What does the warm Russian embrace entail? While fundamentally a political link, Belgrade’s affection for Moscow also entails military cooperation, economic interests, and Slavic cultural affinity. The Russians have given Serbia MiGs, involved Serbia in military exercises, and established a “humanitarian” logistics base near Nis. They prevent Kosovo from entering the United Nations. They have also taken possession of much of the Serbian energy sector. Belgrade might prefer F16s, but Washington doesn’t give them away, and lack of appropriate pipelines hinders efforts to wean Serbia from Russian gas. Russia Today and Sputnik News are making big efforts to sustain the long history of Slavic brotherhood with Serbia, not to mention the efforts of the Serb and Russian Orthodox Churches.

The Russian embrace also entails acceptance of Putin’s governing norms. They include assassination. Last year, Moscow attempted to mount, through Serbia, an assassination plot against Montenegrin Prime Minister Djukanovic, a good friend of Vucic. To his enormous credit, Vucic not only helped to foil the plot but also provided vital testimony as to its reality. Fear of such an attempt in Serbia is motive enough for some politicians to hedge their bets.

But they have other reasons too. The reforms the European Union seeks as a condition for accession require political leaders to do difficult things that block at least some of the corruption endemic to the Balkans. At least one Balkan leader, Ivo Sanader (erstwhile prime minister of Croatia) found himself arrested, tried, and convicted as a consequence of the judicial reforms for which he himself was responsible.
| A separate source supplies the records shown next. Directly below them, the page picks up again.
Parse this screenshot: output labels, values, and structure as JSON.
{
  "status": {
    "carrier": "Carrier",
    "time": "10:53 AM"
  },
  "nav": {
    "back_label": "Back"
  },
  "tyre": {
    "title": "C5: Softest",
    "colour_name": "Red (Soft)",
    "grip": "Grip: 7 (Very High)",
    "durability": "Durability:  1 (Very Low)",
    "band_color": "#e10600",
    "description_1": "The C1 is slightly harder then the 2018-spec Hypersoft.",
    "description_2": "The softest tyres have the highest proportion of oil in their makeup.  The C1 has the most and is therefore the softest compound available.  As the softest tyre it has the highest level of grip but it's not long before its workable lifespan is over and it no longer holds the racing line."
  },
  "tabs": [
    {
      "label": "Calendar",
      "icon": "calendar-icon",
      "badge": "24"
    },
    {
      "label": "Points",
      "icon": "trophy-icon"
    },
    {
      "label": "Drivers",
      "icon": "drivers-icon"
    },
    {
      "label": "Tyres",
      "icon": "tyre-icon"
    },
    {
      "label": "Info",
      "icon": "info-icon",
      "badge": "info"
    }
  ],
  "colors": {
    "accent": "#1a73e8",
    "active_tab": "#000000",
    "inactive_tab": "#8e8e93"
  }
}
The “Sanader effect” has made other Balkan leaders extra cautious about judicial independence and anti-corruption prosecutions.

President Vucic, who has repeatedly won elections on a pro-EU platform, would make an enormous mistake not to opt for the EU chair, though in doing so he will need to give up his control of the press and accept a far more independent judiciary ready to take on corruption and other official malfeasance. Those are not easy things for a former Information Ministry in a Milosevic government to do. Some bad habits are so ingrained they are hard to break, even if you in principle want to do so. I even wonder whether the Serbian media and courts would believe Vucic if he were to signal clearly that he was surrendering his influence over them.

That however is what he needs to do, not to please me or Hoyt Yee but to enable Serbia to emerge as a real and liberal democracy politically more tied to the EU and far less to the Russian bear.